In irrigated crops, it is necessary to maximize the IWUE, especially in dry areas. This can be done by increasing yields per unit of IWA, whereas in the water-limited area, it is more important for farmers to increase IWUE rather than the yield per unit area (Abdelkhalik et al. 2019b; Geerts and Raes 2009). In this research, the IWUE decreased in eggplant subjected to severe water stress (I60%) due to greater yield reduction compared to the water-saving achieved. This observation agrees with that obtained by Darko et al. (2019). In CB-amended saline soil eggplant, the IWUE value increased with the increasing addition of CB. Further, the highest IWUE was observed when combined application of 10 t ha−1 of CB with deficit irrigation at 80% ETc. Interestingly, to point out that application 10 t ha−1 of CB to eggplant grown under I60% yielded similar fruit yield, provided important water-saving (40%), and increased the IWUE by 49% compared to full irrigation without application CB. Obadi et al. (2020) reported a similar finding indicating that integrated addition amendment mixture of biochar (2%) plus compost (2%) to drought-stressed sweet pepper at 80% ETc increased the IWUE by 103%. These improvements in eggplant yield, yield component, and IWUE could be attributed to the impact of CB. The CB improved the soil properties (Table 5) (i.e., bulk density, hydraulic conductivity, water-holding pores, useful pores, total porosity, available water content, and field capacity); chemical attributes (pH, ECe, organic matter); and soil biota (number of the bacterial cells). Therefore, CB improved soil-plant water relation (RWC and MSI), photosynthetic efficiency, and consequently increased plant growth. All the aforementioned factors are mainly responsible for improved crop productivity (Abd El-Mageed et al. 2020a, b; Singh et al. 2019).

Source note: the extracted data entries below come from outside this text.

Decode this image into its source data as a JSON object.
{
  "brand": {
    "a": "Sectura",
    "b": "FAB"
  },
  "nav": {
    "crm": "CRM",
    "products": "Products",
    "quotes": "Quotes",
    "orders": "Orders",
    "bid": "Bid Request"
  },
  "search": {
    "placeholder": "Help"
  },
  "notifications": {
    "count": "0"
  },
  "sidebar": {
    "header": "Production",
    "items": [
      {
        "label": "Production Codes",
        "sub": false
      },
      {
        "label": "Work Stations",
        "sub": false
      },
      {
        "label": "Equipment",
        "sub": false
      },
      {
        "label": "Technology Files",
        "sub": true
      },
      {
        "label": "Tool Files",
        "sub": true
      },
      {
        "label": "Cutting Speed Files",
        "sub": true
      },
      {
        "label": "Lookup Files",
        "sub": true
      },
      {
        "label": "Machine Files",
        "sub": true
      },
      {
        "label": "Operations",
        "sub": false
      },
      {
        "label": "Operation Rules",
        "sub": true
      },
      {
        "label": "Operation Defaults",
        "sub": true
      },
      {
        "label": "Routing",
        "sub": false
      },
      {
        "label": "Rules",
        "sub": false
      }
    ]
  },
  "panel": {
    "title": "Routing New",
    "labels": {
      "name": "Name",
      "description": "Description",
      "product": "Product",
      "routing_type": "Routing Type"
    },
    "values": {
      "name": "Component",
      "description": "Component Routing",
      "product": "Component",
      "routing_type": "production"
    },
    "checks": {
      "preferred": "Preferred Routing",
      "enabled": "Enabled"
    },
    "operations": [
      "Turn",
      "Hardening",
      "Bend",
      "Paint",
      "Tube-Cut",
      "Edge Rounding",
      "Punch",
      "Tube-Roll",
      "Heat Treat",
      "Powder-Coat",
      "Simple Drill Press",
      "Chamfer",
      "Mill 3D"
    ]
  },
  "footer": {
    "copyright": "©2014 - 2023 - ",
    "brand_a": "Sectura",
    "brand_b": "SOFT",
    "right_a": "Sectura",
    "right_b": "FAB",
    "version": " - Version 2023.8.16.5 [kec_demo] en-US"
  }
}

Our results gave the utility of integrative application CB and irrigation at 80% of ETc for alleviating drought stress impacts on eggplant in dry-land areas. Nevertheless, the level 10 t ha−1 of CB may be prohibitively expensive in some regions that must be taken into consideration when considering these applications. However, in high salinity areas, the advantages may exceed the expenses, especially in crops with high economic value. Satisfactory benefits are also observed at lower rates, as this may give a reasonable other option. However, it would be interesting to evaluate in future research the long-term soil application of CB in crop rotation, also under other abiotic stress such as salinity and heavy metals.

5 Conclusions

Based on the results of this research, it can be concluded that the application of co-composted biochar alleviated the negative effects of drought-stressed eggplant cultivated in salt-alkaline soil. The study findings indicated that the co-composted biochar as a soil amendment improved soil physical properties (i.e., bulk density, hydraulic conductivity, water-holding pores, useful pores, available water content, and field capacity); chemical attributes (pH, ECe, organic matter); and soil biota (number of bacterial cells). Co-composted biochar amended soil increased leaf water content (RWC) and reduced cell membrane damage (MSI) and enhanced the efficiency of PSII; Fv/fm, Fv/F0, and PI, and stomatal conductance, which reflected consequently in increase growth water-stressed eggplant at 80% ETc. Deficit irrigation, especially at a severe level, seriously affected eggplant growth, fruit yield, water status, and photosynthetic efficiency. The combined application of 10 t ha−1 co-composted biochar and water deficits at 80% of ETc produced satisfactory fruit yield and increased the irrigation water use efficiency up to 69%. Thus, it could be advisable to apply 10 t ha−1 co-composted biochar in combination with irrigation at 80% of ETc to maximize eggplant productivity under limited water conditions.